La psicologa americana Kelly Jakubowski ha recentemente pubblicato un articolo su Psychology of Aesthetics, Creativity and the Arts che ha avuto una discreta eco su diverse testate. L’argomento dell’articolo in effetti è curioso e può piacere un po’ a tutti gli appassionati di musica: Come sono fatti i brani che restano facilmente in testa già al primo ascolto e che non si fanno dimenticare? In inglese si chiamano earworms, in italiano tormentoni. Sono state intervistate ben 3.000 persone a cui è stato chiesto di citare le canzoni che non riescono a togliersi dalla testa per paragonarle a brani presenti nelle chart di UK e USA che però non sono diventate tormentoni. I risultati sono interessanti proprio dal punto di vista psicologico. Infatti il cervello lavora in sinergia con percezioni, emozioni e memoria. Uno dei pochi modi efficaci di dimenticare un tormentone è, ad esempio, mettersi a cantare un’altra canzone. Questo studio conferma certe associazioni che tutti inconsciamente facciamo
Dal punto di vista musicale, invece, visto che lo scopo dell’articolo era anche dare una bella ‘ricetta’ a chi dovrebbe scrivere tormentoni, le vere indicazioni sono pochissime e già si potevano avere ascoltando le canzoni di maggior successo dagli anni ’50 ad oggi riassunta in Polygraph. Scorrendo infatti la Top Ten più votata dagli intervistati si capisce subito che ogni brano fa storia a sé: ci sono tre pezzi ormai datati di Lady Gaga (poi incapace di ripetersi), c’è la complessa “Bohemian Rhapsody” dei Queen e c’è pure la semplicissima e splendida “Don’t Stop Believing” dei Journey, anche perché rilanciata dalla serie Glee. Lo studio poi cita due dei riff (parti strumentali ripetute più e più volte) più importanti della storia del rock, quelli di “My Sharona” di Knack e “Smoke on the Water” dei Deep Purple, mescolandoli, chissà perché ad un capolavoro della musica strumentale come “In the Mood” di Glenn Miller.

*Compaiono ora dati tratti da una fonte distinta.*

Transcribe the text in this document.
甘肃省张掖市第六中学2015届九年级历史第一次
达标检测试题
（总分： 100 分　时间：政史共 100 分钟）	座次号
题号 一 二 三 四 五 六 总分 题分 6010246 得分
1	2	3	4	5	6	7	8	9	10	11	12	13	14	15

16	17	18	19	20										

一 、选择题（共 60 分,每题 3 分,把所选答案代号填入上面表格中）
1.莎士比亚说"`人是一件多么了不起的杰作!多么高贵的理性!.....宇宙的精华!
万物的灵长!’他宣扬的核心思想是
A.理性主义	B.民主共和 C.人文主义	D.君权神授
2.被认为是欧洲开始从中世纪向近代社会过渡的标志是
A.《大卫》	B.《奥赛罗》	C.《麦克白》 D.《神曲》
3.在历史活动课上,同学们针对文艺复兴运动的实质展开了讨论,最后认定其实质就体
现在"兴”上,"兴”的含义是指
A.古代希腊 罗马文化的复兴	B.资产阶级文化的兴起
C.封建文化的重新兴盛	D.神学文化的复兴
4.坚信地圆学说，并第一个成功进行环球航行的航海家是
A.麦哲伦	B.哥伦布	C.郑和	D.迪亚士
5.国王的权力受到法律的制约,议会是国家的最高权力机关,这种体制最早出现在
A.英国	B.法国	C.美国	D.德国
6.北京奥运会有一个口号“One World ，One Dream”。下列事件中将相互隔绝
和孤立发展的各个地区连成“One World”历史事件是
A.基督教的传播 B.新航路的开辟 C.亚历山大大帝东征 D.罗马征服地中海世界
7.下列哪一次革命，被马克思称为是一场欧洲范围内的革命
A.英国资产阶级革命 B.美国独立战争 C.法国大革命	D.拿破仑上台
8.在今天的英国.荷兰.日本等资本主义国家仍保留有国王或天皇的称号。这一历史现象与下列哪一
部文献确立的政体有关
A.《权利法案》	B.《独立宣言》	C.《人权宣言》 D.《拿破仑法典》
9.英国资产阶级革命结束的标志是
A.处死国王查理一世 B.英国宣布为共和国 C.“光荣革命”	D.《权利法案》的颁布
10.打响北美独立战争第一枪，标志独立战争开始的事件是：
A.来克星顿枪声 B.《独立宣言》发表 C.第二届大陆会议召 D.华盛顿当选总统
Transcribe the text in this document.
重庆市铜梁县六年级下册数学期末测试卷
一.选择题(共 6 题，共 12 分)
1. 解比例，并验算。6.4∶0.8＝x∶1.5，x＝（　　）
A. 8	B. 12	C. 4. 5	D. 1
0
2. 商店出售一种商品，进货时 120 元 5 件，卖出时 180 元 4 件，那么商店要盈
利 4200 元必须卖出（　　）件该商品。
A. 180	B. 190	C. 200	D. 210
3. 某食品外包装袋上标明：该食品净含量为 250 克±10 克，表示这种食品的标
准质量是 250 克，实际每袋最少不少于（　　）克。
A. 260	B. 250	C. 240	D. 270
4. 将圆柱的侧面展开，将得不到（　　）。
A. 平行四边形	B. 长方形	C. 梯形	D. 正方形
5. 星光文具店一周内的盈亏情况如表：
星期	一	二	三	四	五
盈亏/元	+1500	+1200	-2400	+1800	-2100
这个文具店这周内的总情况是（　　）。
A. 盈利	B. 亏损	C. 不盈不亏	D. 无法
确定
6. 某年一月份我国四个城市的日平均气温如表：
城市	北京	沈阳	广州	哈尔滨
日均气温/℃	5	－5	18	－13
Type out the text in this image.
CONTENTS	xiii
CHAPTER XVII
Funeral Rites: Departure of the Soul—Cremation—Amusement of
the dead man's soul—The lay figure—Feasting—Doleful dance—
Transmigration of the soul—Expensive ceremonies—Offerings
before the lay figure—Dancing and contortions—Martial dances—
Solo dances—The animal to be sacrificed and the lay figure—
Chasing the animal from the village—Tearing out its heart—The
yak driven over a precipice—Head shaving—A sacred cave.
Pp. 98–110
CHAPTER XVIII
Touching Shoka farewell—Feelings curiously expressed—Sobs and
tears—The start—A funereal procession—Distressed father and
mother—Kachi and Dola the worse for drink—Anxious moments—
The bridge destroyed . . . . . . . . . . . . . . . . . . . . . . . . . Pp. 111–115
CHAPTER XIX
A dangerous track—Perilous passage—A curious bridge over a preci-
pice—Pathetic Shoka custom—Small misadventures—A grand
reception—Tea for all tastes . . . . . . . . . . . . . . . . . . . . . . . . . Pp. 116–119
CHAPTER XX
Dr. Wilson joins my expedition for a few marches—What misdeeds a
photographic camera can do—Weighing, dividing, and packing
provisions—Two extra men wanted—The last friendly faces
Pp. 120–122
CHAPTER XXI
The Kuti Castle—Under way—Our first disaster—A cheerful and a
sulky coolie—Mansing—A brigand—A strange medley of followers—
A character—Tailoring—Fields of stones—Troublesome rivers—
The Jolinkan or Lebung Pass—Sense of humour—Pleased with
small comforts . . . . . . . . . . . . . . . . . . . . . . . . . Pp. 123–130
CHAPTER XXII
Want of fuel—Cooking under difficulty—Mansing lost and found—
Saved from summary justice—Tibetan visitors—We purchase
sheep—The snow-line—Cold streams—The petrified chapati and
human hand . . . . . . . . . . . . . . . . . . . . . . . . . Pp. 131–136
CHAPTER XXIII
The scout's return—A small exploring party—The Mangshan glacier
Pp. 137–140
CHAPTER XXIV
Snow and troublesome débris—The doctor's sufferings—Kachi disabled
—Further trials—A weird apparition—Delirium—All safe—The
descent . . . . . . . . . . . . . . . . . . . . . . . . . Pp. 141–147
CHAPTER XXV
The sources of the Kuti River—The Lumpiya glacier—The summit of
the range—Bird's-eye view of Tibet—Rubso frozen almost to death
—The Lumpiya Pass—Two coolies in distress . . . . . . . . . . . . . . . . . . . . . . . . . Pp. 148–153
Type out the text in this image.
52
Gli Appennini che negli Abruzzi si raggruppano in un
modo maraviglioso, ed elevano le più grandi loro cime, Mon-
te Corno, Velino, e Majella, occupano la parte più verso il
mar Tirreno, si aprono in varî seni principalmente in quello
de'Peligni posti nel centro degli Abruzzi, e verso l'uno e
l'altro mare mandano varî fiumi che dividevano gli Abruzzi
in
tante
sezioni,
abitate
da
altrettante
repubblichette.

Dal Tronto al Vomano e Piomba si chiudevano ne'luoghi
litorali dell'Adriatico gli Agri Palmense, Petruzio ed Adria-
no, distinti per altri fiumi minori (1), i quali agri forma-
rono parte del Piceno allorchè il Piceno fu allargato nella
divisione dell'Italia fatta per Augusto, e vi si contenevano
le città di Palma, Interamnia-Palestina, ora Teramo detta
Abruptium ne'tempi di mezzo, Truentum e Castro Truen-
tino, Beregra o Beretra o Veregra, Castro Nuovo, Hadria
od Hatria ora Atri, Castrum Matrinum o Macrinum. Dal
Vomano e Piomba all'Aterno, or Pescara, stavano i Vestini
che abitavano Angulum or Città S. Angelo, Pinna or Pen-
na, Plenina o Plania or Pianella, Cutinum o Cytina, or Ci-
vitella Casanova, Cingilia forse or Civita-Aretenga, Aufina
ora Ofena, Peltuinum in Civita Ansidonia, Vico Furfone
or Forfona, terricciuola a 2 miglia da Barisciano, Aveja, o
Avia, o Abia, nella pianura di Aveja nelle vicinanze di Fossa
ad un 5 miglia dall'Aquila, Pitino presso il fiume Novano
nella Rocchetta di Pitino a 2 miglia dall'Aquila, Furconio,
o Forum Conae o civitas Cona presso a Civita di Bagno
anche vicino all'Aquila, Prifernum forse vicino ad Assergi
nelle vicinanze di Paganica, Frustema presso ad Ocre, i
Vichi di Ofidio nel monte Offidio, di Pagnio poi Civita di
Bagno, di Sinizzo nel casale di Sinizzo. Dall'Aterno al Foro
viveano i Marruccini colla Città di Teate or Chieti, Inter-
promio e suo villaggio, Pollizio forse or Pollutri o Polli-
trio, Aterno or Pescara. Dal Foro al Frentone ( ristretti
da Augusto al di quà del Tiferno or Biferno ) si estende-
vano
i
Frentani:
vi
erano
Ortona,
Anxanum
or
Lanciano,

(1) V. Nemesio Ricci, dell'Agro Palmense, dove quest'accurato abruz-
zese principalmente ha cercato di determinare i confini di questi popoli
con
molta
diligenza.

Forse quest’ultimo è un vero classico, che sta diventando immortale. Per capire cosa ricordiamo davvero e cosa caratterizza la nostra civiltà musicale, infatti, forse è utile andare indietro nel tempo, a motivi che ogni occidentale ha nelle orecchie da centinaia d’anni. Oggi è ovvio che l’armonia perfetta dell’Allegro del Concerto BWV 1042 in Mi Maggiore, l’Inno alla Gioia o l’Allegro della Sonata in Sol Maggiore K. 525 siano semplicemente insuperabili dal punto di vista musicale. Eppure tutti sappiamo che Bach è stato a lungo dimenticato, che Mozart è morto povero e Beethoven pure. Sarebbe interessante, insomma, pure un’analisi della ricezione musicale dal punto di vinta storico e sociale. Nel frattempo, a chi crea musica e a chi la produce non resta che lavorare tanto. Le hits potenziali sono davvero tante e che quelle reali di solito restano un sogno.